Use `read_from_sql()` to retrieve timeseries from the database. By default, `load_all` parameter is set to True, so all tables from the database are loaded as `Dataset`. You can also provide parameters to retrieve only some of the tables.

In [None]:
new_ds: gs.Dataset = gs.read_from_sql(db)
new_ds

### Adding more timeseries to SQLite

You can always add more timeseries to the same database. Below, we make a copy of one of the timeseries, updating it's `sensor_alt`, hence, making it slightly different from the origina. Then we add it to the dataset and call `to_sql()` method again with the same `DatabaseConnection` object.

In [None]:
ts_with_sensor_alt = new_ds[2].model_copy(update={"sensor_alt": 32.0}, deep=True)

In [None]:
ts_with_sensor_alt

In [None]:
amended_ds = new_ds.add(ts_with_sensor_alt)
amended_ds.to_sql(db)

As you see now, we have a Dataset of 7, because the new timeseries is not equal to any of the existing timeseries (differs by `sensor_alt`).

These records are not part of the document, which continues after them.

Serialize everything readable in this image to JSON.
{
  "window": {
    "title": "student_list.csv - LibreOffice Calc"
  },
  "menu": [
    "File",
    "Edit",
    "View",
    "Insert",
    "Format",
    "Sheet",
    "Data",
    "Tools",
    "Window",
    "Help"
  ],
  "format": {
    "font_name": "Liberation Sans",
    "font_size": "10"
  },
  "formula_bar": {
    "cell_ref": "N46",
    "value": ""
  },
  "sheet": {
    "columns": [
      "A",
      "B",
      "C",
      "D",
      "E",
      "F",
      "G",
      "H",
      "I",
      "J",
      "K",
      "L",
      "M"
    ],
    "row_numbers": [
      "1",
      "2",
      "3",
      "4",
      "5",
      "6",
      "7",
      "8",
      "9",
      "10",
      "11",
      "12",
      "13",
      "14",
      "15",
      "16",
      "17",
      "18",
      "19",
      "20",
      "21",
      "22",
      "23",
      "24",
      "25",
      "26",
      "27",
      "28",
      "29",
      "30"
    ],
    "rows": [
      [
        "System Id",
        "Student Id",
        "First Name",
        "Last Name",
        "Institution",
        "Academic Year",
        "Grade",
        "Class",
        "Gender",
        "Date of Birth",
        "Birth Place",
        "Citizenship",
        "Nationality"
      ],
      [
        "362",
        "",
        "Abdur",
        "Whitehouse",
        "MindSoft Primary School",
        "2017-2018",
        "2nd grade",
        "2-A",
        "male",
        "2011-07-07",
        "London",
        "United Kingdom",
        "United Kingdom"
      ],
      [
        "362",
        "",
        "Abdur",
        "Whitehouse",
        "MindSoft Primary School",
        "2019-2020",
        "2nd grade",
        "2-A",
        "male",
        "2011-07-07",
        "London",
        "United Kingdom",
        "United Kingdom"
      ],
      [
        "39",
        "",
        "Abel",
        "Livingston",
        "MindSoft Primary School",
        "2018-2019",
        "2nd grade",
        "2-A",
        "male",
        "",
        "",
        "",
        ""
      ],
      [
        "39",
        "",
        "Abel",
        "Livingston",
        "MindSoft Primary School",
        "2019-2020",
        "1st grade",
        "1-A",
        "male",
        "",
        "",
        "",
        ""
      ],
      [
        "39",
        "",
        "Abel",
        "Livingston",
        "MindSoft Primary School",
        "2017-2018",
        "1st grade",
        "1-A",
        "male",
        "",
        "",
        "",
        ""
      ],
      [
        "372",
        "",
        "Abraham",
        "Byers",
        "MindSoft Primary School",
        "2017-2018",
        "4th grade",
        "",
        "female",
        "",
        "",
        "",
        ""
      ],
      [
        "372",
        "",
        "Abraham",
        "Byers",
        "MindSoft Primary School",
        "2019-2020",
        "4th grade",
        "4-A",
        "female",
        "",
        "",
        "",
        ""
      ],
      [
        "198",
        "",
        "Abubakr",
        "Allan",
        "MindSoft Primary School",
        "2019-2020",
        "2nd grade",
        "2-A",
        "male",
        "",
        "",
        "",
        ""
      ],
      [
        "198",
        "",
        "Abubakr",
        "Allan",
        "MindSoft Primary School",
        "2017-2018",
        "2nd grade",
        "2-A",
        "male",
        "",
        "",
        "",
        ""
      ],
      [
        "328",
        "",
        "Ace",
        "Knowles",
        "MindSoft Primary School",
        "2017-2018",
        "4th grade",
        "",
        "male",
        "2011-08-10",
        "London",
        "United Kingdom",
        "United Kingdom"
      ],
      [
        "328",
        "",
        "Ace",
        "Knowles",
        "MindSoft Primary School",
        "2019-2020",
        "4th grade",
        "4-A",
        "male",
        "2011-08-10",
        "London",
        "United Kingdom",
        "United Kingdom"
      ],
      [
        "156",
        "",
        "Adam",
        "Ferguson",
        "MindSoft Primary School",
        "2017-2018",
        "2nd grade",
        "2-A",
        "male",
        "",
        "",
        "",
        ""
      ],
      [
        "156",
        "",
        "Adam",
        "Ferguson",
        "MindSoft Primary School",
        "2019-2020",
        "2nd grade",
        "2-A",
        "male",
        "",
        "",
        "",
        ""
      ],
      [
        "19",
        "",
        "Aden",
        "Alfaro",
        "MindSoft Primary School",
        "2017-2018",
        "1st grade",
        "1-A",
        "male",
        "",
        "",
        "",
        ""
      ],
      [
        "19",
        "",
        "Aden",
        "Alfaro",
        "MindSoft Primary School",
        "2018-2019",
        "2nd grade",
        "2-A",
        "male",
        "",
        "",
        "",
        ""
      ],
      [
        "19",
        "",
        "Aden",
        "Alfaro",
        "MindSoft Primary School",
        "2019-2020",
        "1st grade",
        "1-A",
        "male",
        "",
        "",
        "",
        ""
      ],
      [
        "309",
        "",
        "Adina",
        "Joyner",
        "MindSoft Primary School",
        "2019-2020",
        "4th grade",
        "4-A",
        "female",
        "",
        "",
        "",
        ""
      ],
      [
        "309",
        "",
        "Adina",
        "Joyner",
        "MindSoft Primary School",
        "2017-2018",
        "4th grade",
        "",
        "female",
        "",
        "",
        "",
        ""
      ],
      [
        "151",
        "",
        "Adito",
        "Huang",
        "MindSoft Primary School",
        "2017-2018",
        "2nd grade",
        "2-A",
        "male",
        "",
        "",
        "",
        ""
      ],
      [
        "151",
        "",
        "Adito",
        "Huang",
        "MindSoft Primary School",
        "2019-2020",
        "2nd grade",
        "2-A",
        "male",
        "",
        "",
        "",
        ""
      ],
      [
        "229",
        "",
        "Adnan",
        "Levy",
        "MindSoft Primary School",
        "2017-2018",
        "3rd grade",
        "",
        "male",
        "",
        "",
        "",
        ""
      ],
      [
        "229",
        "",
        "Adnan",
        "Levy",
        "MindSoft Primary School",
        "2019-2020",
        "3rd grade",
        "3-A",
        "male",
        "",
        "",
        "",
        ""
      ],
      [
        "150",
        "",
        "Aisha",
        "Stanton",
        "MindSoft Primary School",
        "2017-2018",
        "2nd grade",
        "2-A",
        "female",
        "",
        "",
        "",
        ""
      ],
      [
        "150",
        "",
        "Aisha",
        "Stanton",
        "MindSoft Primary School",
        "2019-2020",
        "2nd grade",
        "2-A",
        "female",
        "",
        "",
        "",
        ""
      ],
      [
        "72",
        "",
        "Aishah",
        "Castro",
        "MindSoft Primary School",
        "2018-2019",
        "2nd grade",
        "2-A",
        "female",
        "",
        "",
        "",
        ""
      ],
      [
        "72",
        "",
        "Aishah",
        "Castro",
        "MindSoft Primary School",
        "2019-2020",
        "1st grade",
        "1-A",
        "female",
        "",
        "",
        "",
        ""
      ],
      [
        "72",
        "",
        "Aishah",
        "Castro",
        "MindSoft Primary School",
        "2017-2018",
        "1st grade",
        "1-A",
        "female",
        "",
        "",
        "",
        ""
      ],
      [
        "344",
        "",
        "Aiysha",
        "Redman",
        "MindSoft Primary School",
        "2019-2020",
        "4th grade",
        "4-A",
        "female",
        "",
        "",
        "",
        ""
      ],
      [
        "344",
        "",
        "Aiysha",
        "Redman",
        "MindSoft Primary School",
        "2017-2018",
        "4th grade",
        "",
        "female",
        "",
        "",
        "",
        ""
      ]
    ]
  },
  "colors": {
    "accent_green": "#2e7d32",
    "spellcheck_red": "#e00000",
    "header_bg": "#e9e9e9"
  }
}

Even though we called `to_sql()` again on the same dataset extended by just one timeseries, we see that only one new table was created. This is because the method will figure out which timeseries are already there, and at best update those that have new records in the amended `Dataset`. 

In [None]:
amended_ds

In [None]:
df = db.get_timeseries_metadata()

In [None]:
df